Paused for thought

Paused for thought

Friday, 22 May 2015

The Truman Show



My husband and I enjoyed a date night last night. Snuggled on the sofa we chose to relax with a film and the film we decided to watch was The Truman Show. One which neither of us had seen for years.

I recall I watched this film shortly after it was released on DVD, in my university years. Along with the rest of the fictional America depicted in the film I was saddened by the boundaries and restrictions placed upon an unwitting Truman. Horrified by a director calling for a storm at the conclusion to try and dissuade Truman from escape. The coldness with which the line "he was born in front of a live audience" was uttered in response to Moses's appeal to cease the storm because Truman might die was unnerving, a human social experiment and entertainment show gone too far. I was delighted when Truman gave his final "good afternoon, good evening and good night" and disappeared through the door in the cloud.

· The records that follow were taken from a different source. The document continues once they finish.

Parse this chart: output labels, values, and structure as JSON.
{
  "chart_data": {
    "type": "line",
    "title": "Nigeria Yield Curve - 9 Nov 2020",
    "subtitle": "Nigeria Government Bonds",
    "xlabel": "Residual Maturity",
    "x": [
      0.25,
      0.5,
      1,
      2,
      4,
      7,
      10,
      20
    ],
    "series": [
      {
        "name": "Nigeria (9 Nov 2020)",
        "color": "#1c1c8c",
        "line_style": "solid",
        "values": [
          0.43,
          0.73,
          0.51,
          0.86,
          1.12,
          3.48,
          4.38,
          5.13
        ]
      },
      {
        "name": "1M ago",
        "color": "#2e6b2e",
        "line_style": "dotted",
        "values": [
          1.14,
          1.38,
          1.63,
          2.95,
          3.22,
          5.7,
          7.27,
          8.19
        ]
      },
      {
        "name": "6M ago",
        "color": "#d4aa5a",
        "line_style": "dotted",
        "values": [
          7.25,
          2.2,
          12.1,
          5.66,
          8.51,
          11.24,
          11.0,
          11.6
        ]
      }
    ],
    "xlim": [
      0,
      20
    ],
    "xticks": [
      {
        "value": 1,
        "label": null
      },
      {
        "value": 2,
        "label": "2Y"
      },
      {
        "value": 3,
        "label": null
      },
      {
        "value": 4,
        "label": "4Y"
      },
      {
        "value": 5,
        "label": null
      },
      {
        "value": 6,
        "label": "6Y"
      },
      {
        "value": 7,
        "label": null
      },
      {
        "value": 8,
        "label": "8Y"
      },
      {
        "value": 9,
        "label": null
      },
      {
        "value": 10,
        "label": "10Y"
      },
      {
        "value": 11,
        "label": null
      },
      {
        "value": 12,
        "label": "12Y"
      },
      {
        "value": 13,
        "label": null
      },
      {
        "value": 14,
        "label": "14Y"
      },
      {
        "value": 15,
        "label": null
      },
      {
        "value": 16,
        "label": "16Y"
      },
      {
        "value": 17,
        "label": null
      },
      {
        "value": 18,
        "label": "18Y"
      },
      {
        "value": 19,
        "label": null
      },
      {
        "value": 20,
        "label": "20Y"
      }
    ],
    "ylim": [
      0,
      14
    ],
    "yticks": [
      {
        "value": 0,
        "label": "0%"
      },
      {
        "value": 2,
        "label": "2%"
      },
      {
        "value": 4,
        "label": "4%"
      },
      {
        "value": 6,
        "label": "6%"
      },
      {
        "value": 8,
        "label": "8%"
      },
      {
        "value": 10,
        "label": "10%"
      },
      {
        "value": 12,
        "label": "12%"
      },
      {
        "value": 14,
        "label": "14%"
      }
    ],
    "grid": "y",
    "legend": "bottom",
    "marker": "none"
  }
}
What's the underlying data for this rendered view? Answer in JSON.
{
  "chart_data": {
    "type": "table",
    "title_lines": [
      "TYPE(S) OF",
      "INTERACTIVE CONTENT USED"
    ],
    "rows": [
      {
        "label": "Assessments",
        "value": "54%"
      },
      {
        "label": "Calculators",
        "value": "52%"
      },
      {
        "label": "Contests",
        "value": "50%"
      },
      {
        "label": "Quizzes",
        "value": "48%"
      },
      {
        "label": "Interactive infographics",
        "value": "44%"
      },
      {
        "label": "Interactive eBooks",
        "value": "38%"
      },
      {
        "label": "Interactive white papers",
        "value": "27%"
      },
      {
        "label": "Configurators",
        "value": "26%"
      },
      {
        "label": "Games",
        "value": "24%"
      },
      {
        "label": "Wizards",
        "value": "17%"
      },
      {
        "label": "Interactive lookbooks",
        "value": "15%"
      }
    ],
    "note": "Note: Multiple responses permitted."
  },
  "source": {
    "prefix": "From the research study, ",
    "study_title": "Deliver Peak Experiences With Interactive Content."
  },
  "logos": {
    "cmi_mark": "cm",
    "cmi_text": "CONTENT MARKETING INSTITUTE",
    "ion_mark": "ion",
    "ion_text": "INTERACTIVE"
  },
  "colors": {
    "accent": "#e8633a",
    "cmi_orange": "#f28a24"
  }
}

This time though, I watched it with a different view. One which, quite honestly, surprised me. Yes the experiment, the reality show, was extreme. To do that to another human in the name of entertainment would be completely uncalled for. But to me, on this viewing, Andrew Niccol's writing took on another element. Perhaps, instead of willing Truman to be free, we should will him to be captive. He had been brought up in a very safe and sunny world. One where his biggest problems (ignoring momentarily his fear of water) were being jumped upon by his neighbour's dog and being accosted by twins who manoeuvred him up against the bill boards of advertisers paying to get a mention in the show. He had a job, family and friends. Ignore too that these relationships were largely false and completely set up. To him they were real. This was his world as he knew it and one that for him, at that time, was a safe place.

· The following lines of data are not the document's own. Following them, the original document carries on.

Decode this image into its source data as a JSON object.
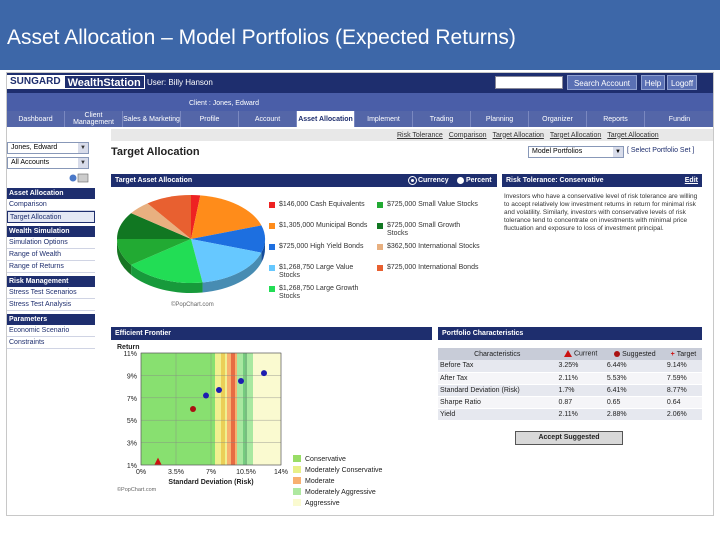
{
  "slide": {
    "title": "Asset Allocation – Model Portfolios (Expected Returns)"
  },
  "app": {
    "logo_a": "SUNGARD",
    "logo_b": "WealthStation",
    "user_label": "User: Billy Hanson",
    "search_button": "Search Account",
    "help_button": "Help",
    "logoff_button": "Logoff",
    "client_label": "Client : Jones, Edward",
    "tabs": [
      "Dashboard",
      "Client Management",
      "Sales & Marketing",
      "Profile",
      "Account",
      "Asset Allocation",
      "Implement",
      "Trading",
      "Planning",
      "Organizer",
      "Reports",
      "Fundin"
    ],
    "active_tab": 5,
    "breadcrumbs": [
      "Risk Tolerance",
      "Comparison",
      "Target Allocation",
      "Target Allocation",
      "Target Allocation"
    ]
  },
  "sidebar": {
    "client_select": "Jones, Edward",
    "accounts_select": "All Accounts",
    "sections": [
      {
        "title": "Asset Allocation",
        "items": [
          "Comparison",
          "Target Allocation"
        ]
      },
      {
        "title": "Wealth Simulation",
        "items": [
          "Simulation Options",
          "Range of Wealth",
          "Range of Returns"
        ]
      },
      {
        "title": "Risk Management",
        "items": [
          "Stress Test Scenarios",
          "Stress Test Analysis"
        ]
      },
      {
        "title": "Parameters",
        "items": [
          "Economic Scenario",
          "Constraints"
        ]
      }
    ],
    "active_item": "Target Allocation"
  },
  "main": {
    "page_title": "Target Allocation",
    "portfolio_select": "Model Portfolios",
    "select_set_link": "[ Select Portfolio Set ]",
    "target_panel": {
      "title": "Target Asset Allocation",
      "radio_currency": "Currency",
      "radio_percent": "Percent",
      "credit": "©PopChart.com"
    },
    "risk_panel": {
      "title": "Risk Tolerance: Conservative",
      "edit": "Edit",
      "text": "Investors who have a conservative level of risk tolerance are willing to accept relatively low investment returns in return for minimal risk and volatility. Similarly, investors with conservative levels of risk tolerance tend to concentrate on investments with minimal price fluctuation and exposure to loss of investment principal."
    },
    "frontier_panel": {
      "title": "Efficient Frontier",
      "credit": "©PopChart.com"
    },
    "portfolio_panel": {
      "title": "Portfolio Characteristics",
      "headers": [
        "Characteristics",
        "Current",
        "Suggested",
        "Target"
      ],
      "rows": [
        [
          "Before Tax",
          "3.25%",
          "6.44%",
          "9.14%"
        ],
        [
          "After Tax",
          "2.11%",
          "5.53%",
          "7.59%"
        ],
        [
          "Standard Deviation (Risk)",
          "1.7%",
          "6.41%",
          "8.77%"
        ],
        [
          "Sharpe Ratio",
          "0.87",
          "0.65",
          "0.64"
        ],
        [
          "Yield",
          "2.11%",
          "2.88%",
          "2.06%"
        ]
      ],
      "accept_button": "Accept Suggested"
    }
  },
  "colors": {
    "nav": "#1e2e6e",
    "header": "#3d67a8"
  },
  "chart_data": [
    {
      "type": "pie",
      "categories": [
        "$146,000 Cash Equivalents",
        "$1,305,000 Municipal Bonds",
        "$725,000 High Yield Bonds",
        "$1,268,750 Large Value Stocks",
        "$1,268,750 Large Growth Stocks",
        "$725,000 Small Value Stocks",
        "$725,000 Small Growth Stocks",
        "$362,500 International Stocks",
        "$725,000 International Bonds"
      ],
      "values": [
        146000,
        1305000,
        725000,
        1268750,
        1268750,
        725000,
        725000,
        362500,
        725000
      ],
      "colors": [
        "#ee2222",
        "#ff8c1a",
        "#1d6fe0",
        "#66c8ff",
        "#22dd55",
        "#22aa33",
        "#117722",
        "#e8b080",
        "#e86030"
      ]
    },
    {
      "type": "scatter",
      "xlabel": "Standard Deviation (Risk)",
      "ylabel": "Return",
      "xlim": [
        0,
        14
      ],
      "ylim": [
        1,
        11
      ],
      "x_ticks": [
        "0%",
        "3.5%",
        "7%",
        "10.5%",
        "14%"
      ],
      "y_ticks": [
        "1%",
        "3%",
        "5%",
        "7%",
        "9%",
        "11%"
      ],
      "series": [
        {
          "name": "Current",
          "x": [
            1.7
          ],
          "y": [
            1.3
          ],
          "marker": "triangle",
          "color": "#cc1111"
        },
        {
          "name": "",
          "x": [
            5.2
          ],
          "y": [
            6.0
          ],
          "marker": "circle",
          "color": "#aa1111"
        },
        {
          "name": "",
          "x": [
            6.5
          ],
          "y": [
            7.2
          ],
          "marker": "circle",
          "color": "#1d1db0"
        },
        {
          "name": "",
          "x": [
            7.8
          ],
          "y": [
            7.7
          ],
          "marker": "circle",
          "color": "#1d1db0"
        },
        {
          "name": "",
          "x": [
            10.0
          ],
          "y": [
            8.5
          ],
          "marker": "circle",
          "color": "#1d1db0"
        },
        {
          "name": "",
          "x": [
            12.3
          ],
          "y": [
            9.2
          ],
          "marker": "circle",
          "color": "#1d1db0"
        }
      ],
      "bands": [
        {
          "name": "Conservative",
          "color": "#99dd66"
        },
        {
          "name": "Moderately Conservative",
          "color": "#e8f088"
        },
        {
          "name": "Moderate",
          "color": "#f8b070"
        },
        {
          "name": "Moderately Aggressive",
          "color": "#aee8a0"
        },
        {
          "name": "Aggressive",
          "color": "#fafad0"
        }
      ]
    }
  ]
}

As an audience we are seemingly encouraged to want more for him, to want his freedom, to want him to know what's happening. When we learn of Sylvia's removal from the show we wish she'd said more rather than just planting a seed of doubt in his mind. But if he had lived in ignorance would he perhaps have been happier than an adult propelled into a world who knew him, but one in which he knew virtually no truth? The complexities of real relationships, jobs, responsibilities were something that had been staged for him on the show and would be new to him outside it. Of course we hope he lived happily ever after. We hope he and Sylvia found each other and she supported him as he adjusted to reality. 

There isn't a Truman Show 2, and I don't have access to Andrew Niccol to put my thoughts to him and understand what he believes happened to Truman post show. Hope is therefore all I have to offer to this fictional character. But concern is underlying it in every step.